Mayor of Baker, Louisiana
- In office 1992–2000

Personal details
- Party: Republican
- Education: Louisiana State University (BS, MEd)

= Bobby Ray Simpson =

American educator, accountant and politician

Bobby Ray Simpson (born 1953) is an American educator, accountant and Republican politician who served as mayor-president of Baton Rouge and East Baton Rouge Parish from 2001 to 2005. He previously served as mayor of Baker, Louisiana, from 1992 to 2000.

==Early life and career==
Simpson was born in East Baton Rouge Parish in 1953. He earned bachelor of science and master of education degrees from Louisiana State University and became a certified public accountant. He also worked as a teacher.

==Political career==
===Mayor of Baker===
Simpson served as mayor of Baker from 1992 through 2000. A Republican, he won reelection in 1996 against Lamon L. Moody Jr.

===Mayor-president===
Simpson ran for mayor-president of Baton Rouge and East Baton Rouge Parish in 2000. He and Democratic state Sen. Kip Holden advanced from the first round to a runoff. Simpson won the November 7 runoff and succeeded Tom Ed McHugh in 2001.

During his term, Simpson identified public safety as the city-parish government's foremost responsibility and supported police pay increases that he said had to remain within the government's budget. The search for the Baton Rouge serial killer became a major public-safety issue during his administration. After Derrick Todd Lee's arrest in 2003, Simpson defended the multi-agency task force against criticism of its investigation.

Simpson's administration participated in downtown redevelopment projects, including a bond-financed plan to restore the Heidelberg Hotel and Capitol House. In 2004, the city-parish petitioned a federal appeals court to delay a requirement that the Baton Rouge area use reformulated gasoline. Simpson and state environmental officials argued that the requirement would raise fuel costs without adequately addressing the area's industrial sources of ozone pollution.

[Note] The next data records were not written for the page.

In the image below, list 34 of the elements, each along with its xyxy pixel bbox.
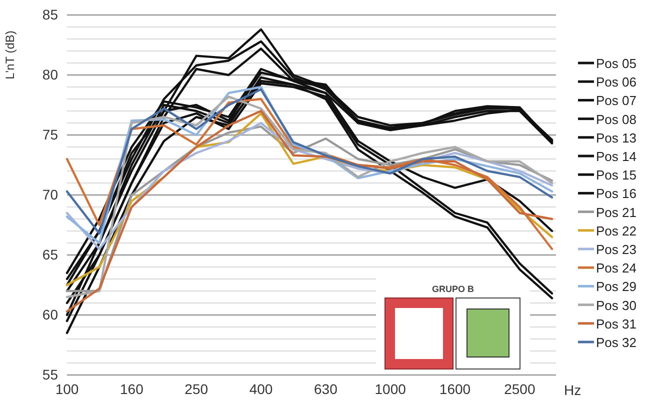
legend-label: Pos 30 bbox=[596, 298, 636, 313]
annotation: GRUPO B bbox=[432, 284, 474, 294]
y-tick-label: 75 bbox=[42, 126, 58, 142]
y-tick-label: 85 bbox=[42, 6, 58, 22]
x-tick-label: 100 bbox=[55, 380, 79, 397]
legend-label: Pos 23 bbox=[596, 242, 636, 257]
x-tick-label: 250 bbox=[184, 380, 208, 397]
y-tick-label: 65 bbox=[42, 246, 58, 262]
x-tick-label: 1600 bbox=[439, 380, 471, 397]
legend-label: Pos 16 bbox=[596, 186, 636, 202]
legend-label: Pos 14 bbox=[596, 149, 636, 164]
y-tick-label: 70 bbox=[42, 186, 58, 202]
legend-label: Pos 29 bbox=[596, 279, 636, 294]
y-axis-title: L'nT (dB) bbox=[3, 30, 17, 80]
y-tick-label: 80 bbox=[42, 66, 58, 82]
legend-label: Pos 21 bbox=[596, 204, 636, 220]
legend-label: Pos 32 bbox=[596, 335, 636, 350]
legend-label: Pos 22 bbox=[596, 223, 636, 238]
x-tick-label: 400 bbox=[249, 380, 273, 397]
legend-label: Pos 13 bbox=[596, 130, 636, 146]
y-tick-label: 55 bbox=[42, 366, 58, 382]
legend-label: Pos 31 bbox=[596, 316, 636, 332]
legend-label: Pos 06 bbox=[596, 74, 636, 90]
x-tick-label: 160 bbox=[120, 380, 144, 397]
x-tick-label: 630 bbox=[314, 380, 338, 397]
x-tick-label: 1000 bbox=[374, 380, 406, 397]
legend-label: Pos 07 bbox=[596, 93, 636, 108]
y-tick-label: 60 bbox=[42, 306, 58, 322]
x-axis-title: Hz bbox=[564, 382, 582, 398]
legend-label: Pos 24 bbox=[596, 260, 636, 276]
legend-label: Pos 15 bbox=[596, 168, 636, 183]
legend-label: Pos 05 bbox=[596, 56, 636, 71]
legend-label: Pos 08 bbox=[596, 112, 636, 127]
x-tick-label: 2500 bbox=[504, 380, 536, 397]
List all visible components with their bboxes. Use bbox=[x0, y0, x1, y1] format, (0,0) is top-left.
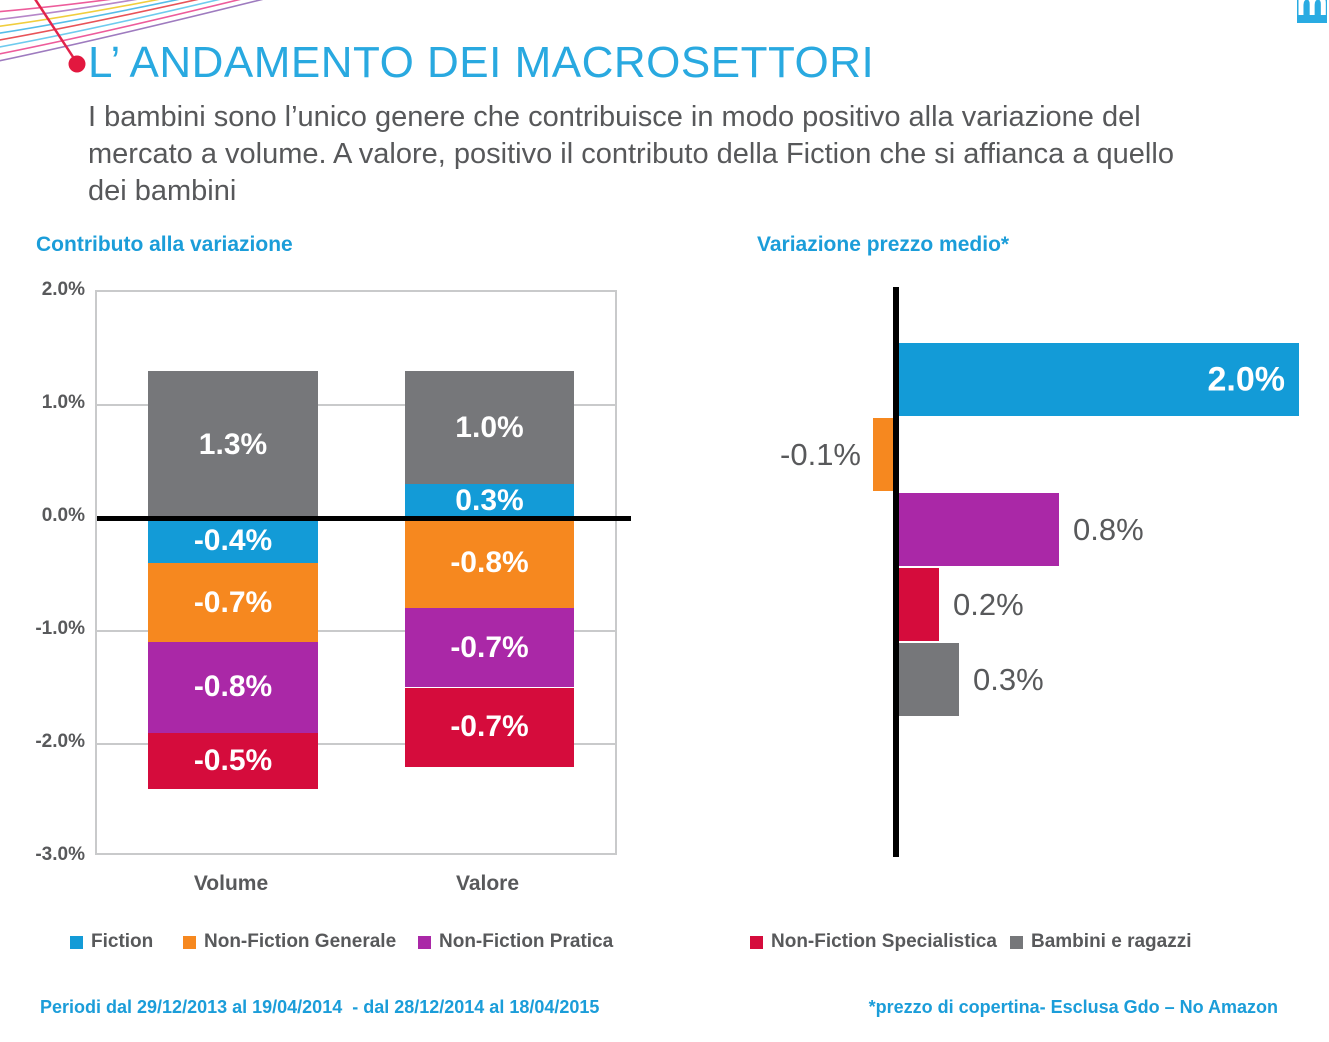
bar-segment-non-fiction-pratica: -0.8% bbox=[148, 642, 318, 733]
hbar-non-fiction-specialistica bbox=[899, 568, 939, 641]
y-tick-label: 0.0% bbox=[41, 505, 85, 526]
legend-label: Non-Fiction Generale bbox=[204, 931, 397, 952]
hbar-non-fiction-pratica bbox=[899, 493, 1059, 566]
hbar-value-label: 0.8% bbox=[1073, 511, 1144, 547]
zero-gridline bbox=[97, 516, 631, 521]
y-tick-label: -3.0% bbox=[35, 844, 85, 865]
left-chart-y-axis: 2.0% 1.0% 0.0% -1.0% -2.0% -3.0% bbox=[10, 279, 85, 865]
subtitle-line: mercato a volume. A valore, positivo il … bbox=[88, 138, 1174, 170]
right-chart-title: Variazione prezzo medio* bbox=[757, 233, 1010, 256]
y-tick-label: 1.0% bbox=[41, 392, 85, 413]
bar-segment-non-fiction-generale: -0.8% bbox=[405, 518, 574, 609]
bar-segment-fiction: -0.4% bbox=[148, 518, 318, 564]
red-bullet-dot bbox=[68, 55, 86, 73]
brand-logo-letter: m bbox=[1297, 0, 1327, 23]
bar-segment-fiction: 0.3% bbox=[405, 484, 574, 518]
gridline bbox=[97, 743, 615, 745]
legend-label: Non-Fiction Pratica bbox=[439, 931, 614, 952]
y-tick-label: -2.0% bbox=[35, 731, 85, 752]
bar-value-label: -0.7% bbox=[450, 630, 529, 664]
page-title: L’ ANDAMENTO DEI MACROSETTORI bbox=[88, 38, 875, 87]
bar-value-label: 1.0% bbox=[455, 410, 524, 444]
bar-value-label: -0.7% bbox=[450, 710, 529, 744]
bar-value-label: -0.5% bbox=[193, 743, 273, 777]
legend-item-non-fiction-pratica: Non-Fiction Pratica bbox=[418, 931, 613, 953]
bar-value-label: -0.8% bbox=[450, 546, 529, 580]
legend-swatch bbox=[418, 935, 431, 949]
bar-segment-non-fiction-specialistica: -0.7% bbox=[405, 687, 574, 767]
bar-segment-bambini-e-ragazzi: 1.3% bbox=[148, 371, 318, 518]
bar-value-label: 1.3% bbox=[198, 427, 268, 461]
hbar-value-label: 0.2% bbox=[953, 586, 1024, 622]
subtitle-line: I bambini sono l’unico genere che contri… bbox=[88, 101, 1141, 133]
legend-label: Bambini e ragazzi bbox=[1031, 931, 1192, 952]
hbar-value-label: 0.3% bbox=[973, 661, 1044, 697]
bar-value-label: -0.4% bbox=[193, 523, 273, 557]
hbar-bambini-e-ragazzi bbox=[899, 643, 959, 716]
left-chart-plot-area: 1.3% -0.4% -0.7% -0.8% -0.5% 1.0% 0.3% -0.8% -0.… bbox=[95, 290, 631, 855]
bar-segment-bambini-e-ragazzi: 1.0% bbox=[405, 371, 574, 485]
gridline bbox=[97, 630, 615, 632]
right-chart-plot-area: 2.0% -0.1% 0.8% 0.2% 0.3% bbox=[770, 285, 1329, 860]
legend-label: Fiction bbox=[91, 931, 154, 952]
subtitle-line: dei bambini bbox=[88, 175, 237, 207]
bar-segment-non-fiction-pratica: -0.7% bbox=[405, 608, 574, 688]
hbar-value-label: -0.1% bbox=[780, 436, 861, 472]
y-tick-label: -1.0% bbox=[35, 618, 85, 639]
category-label-volume: Volume bbox=[193, 872, 269, 895]
legend-swatch bbox=[750, 935, 763, 949]
bar-value-label: 0.3% bbox=[455, 484, 524, 518]
bar-segment-non-fiction-generale: -0.7% bbox=[148, 563, 318, 643]
legend-label: Non-Fiction Specialistica bbox=[771, 931, 997, 952]
hbar-fiction bbox=[899, 343, 1299, 416]
legend-item-non-fiction-generale: Non-Fiction Generale bbox=[183, 931, 396, 953]
gridline bbox=[97, 404, 615, 406]
page-subtitle: I bambini sono l’unico genere che contri… bbox=[88, 99, 1174, 210]
chart-legend: Fiction Non-Fiction Generale Non-Fiction P… bbox=[0, 931, 1329, 955]
legend-swatch bbox=[70, 935, 83, 949]
legend-swatch bbox=[183, 935, 196, 949]
zero-axis-line bbox=[893, 287, 899, 857]
category-label-valore: Valore bbox=[455, 872, 520, 895]
y-tick-label: 2.0% bbox=[41, 279, 85, 300]
bar-value-label: -0.8% bbox=[193, 670, 273, 704]
brand-logo: m bbox=[1297, 0, 1327, 23]
legend-item-non-fiction-specialistica: Non-Fiction Specialistica bbox=[750, 931, 997, 953]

Simpson sought reelection in 2004. He and Holden again advanced to a runoff, which Holden won with about 54 percent of the vote. Public safety and a labor dispute with the Baton Rouge police union were prominent issues in the campaign. Holden also benefited from an anti-Simpson advertising campaign organized by BRNext, a political action committee supported by local business figures. Holden succeeded Simpson on January 3, 2005.

==Later career==
In November 2009, Simpson was appointed interim director of the Louisiana School for the Visually Impaired, where he had previously served as dean of students. He subsequently served as the school's director and retired on June 5, 2017.